La fête de l'Assomption de la Vierge Marie nous appelle à l'espérance : Marie est sauvée de la mort, elle participe à la résurrection partagée avec tous les hommes et toutes les femmes par son fils, Jésus. « Marie guide et soutient l'espérance du peuple de Dieu encore en chemin » (préface de la fête de l'Assomption).

Les nombreux pèlerinages et processions organisés le 15 août sont autant d'expériences spirituelles proposées pour amener le monde à se convertir et à entrer dans la perspective de salut universel apportée par le Christ.

De même les miracles de guérison que Dieu réalise par l'intercession de la Vierge Marie et des saints « sont destinés à soutenir la foi, qui est nécessaire pour avoir accès à la vie éternelle... [ils] sont des signes certains de la Révélation, adaptés à l'intelligence de tous : ils constituent des motifs de crédibilité, et démontrent que la foi n'est nullement un mouvement aveugle de l'esprit ». (cf.
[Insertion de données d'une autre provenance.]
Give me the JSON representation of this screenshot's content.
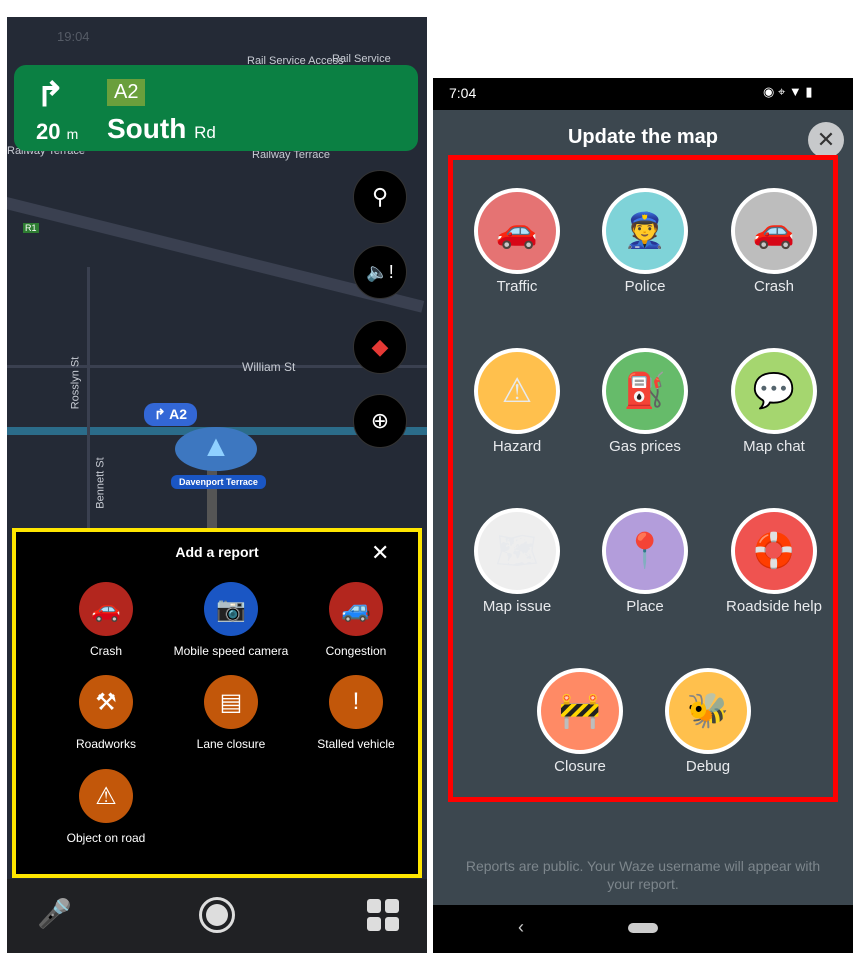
{
  "left": {
    "status_time": "19:04",
    "map_labels": [
      "Rail Service Access",
      "Rail Service Access",
      "Railway Terrace",
      "Railway Terrace",
      "William St",
      "Rosslyn St",
      "Bennett St",
      "R1"
    ],
    "banner": {
      "distance": "20",
      "unit": "m",
      "route_badge": "A2",
      "street": "South",
      "street_suffix": "Rd",
      "color": "#0b8043"
    },
    "route_chip": "A2",
    "current_street": "Davenport Terrace",
    "report": {
      "title": "Add a report",
      "items": [
        {
          "label": "Crash",
          "color": "#b3261e",
          "icon": "crash-icon"
        },
        {
          "label": "Mobile speed camera",
          "color": "#1a56c4",
          "icon": "speed-camera-icon"
        },
        {
          "label": "Congestion",
          "color": "#b3261e",
          "icon": "congestion-icon"
        },
        {
          "label": "Roadworks",
          "color": "#c2570a",
          "icon": "roadworks-icon"
        },
        {
          "label": "Lane closure",
          "color": "#c2570a",
          "icon": "lane-closure-icon"
        },
        {
          "label": "Stalled vehicle",
          "color": "#c2570a",
          "icon": "stalled-vehicle-icon"
        },
        {
          "label": "Object on road",
          "color": "#c2570a",
          "icon": "object-on-road-icon"
        }
      ]
    }
  },
  "right": {
    "status_time": "7:04",
    "title": "Update the map",
    "items": [
      {
        "label": "Traffic",
        "color": "#e57373",
        "icon": "traffic-icon"
      },
      {
        "label": "Police",
        "color": "#7fd3d8",
        "icon": "police-icon"
      },
      {
        "label": "Crash",
        "color": "#bdbdbd",
        "icon": "crash-icon"
      },
      {
        "label": "Hazard",
        "color": "#ffc04d",
        "icon": "hazard-icon"
      },
      {
        "label": "Gas prices",
        "color": "#66bb6a",
        "icon": "gas-icon"
      },
      {
        "label": "Map chat",
        "color": "#a5d66f",
        "icon": "chat-icon"
      },
      {
        "label": "Map issue",
        "color": "#eeeeee",
        "icon": "map-issue-icon"
      },
      {
        "label": "Place",
        "color": "#b39ddb",
        "icon": "place-icon"
      },
      {
        "label": "Roadside help",
        "color": "#ef5350",
        "icon": "roadside-help-icon"
      },
      {
        "label": "Closure",
        "color": "#ff8a65",
        "icon": "closure-icon"
      },
      {
        "label": "Debug",
        "color": "#ffc04d",
        "icon": "debug-icon"
      }
    ],
    "footer": "Reports are public. Your Waze username will appear with your report."
  }
}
Catéchisme de l'Église Catholique, n°156)

Lors de son pèlerinage à Lourdes en août 1983, Jean-Paul II exhortait ainsi les fidèles : « Ne laissez pas les certitudes de la foi se dissoudre ou s'éteindre au vent d'idéologies athées ou simplement de remises en question systématiques et inconsidérées... Priez, vous aussi, priez davantage... et prenez soin, jeunes et adultes, de nourrir votre foi... Rendez compte de l'espérance qui est en vous ! » (16 août 1983)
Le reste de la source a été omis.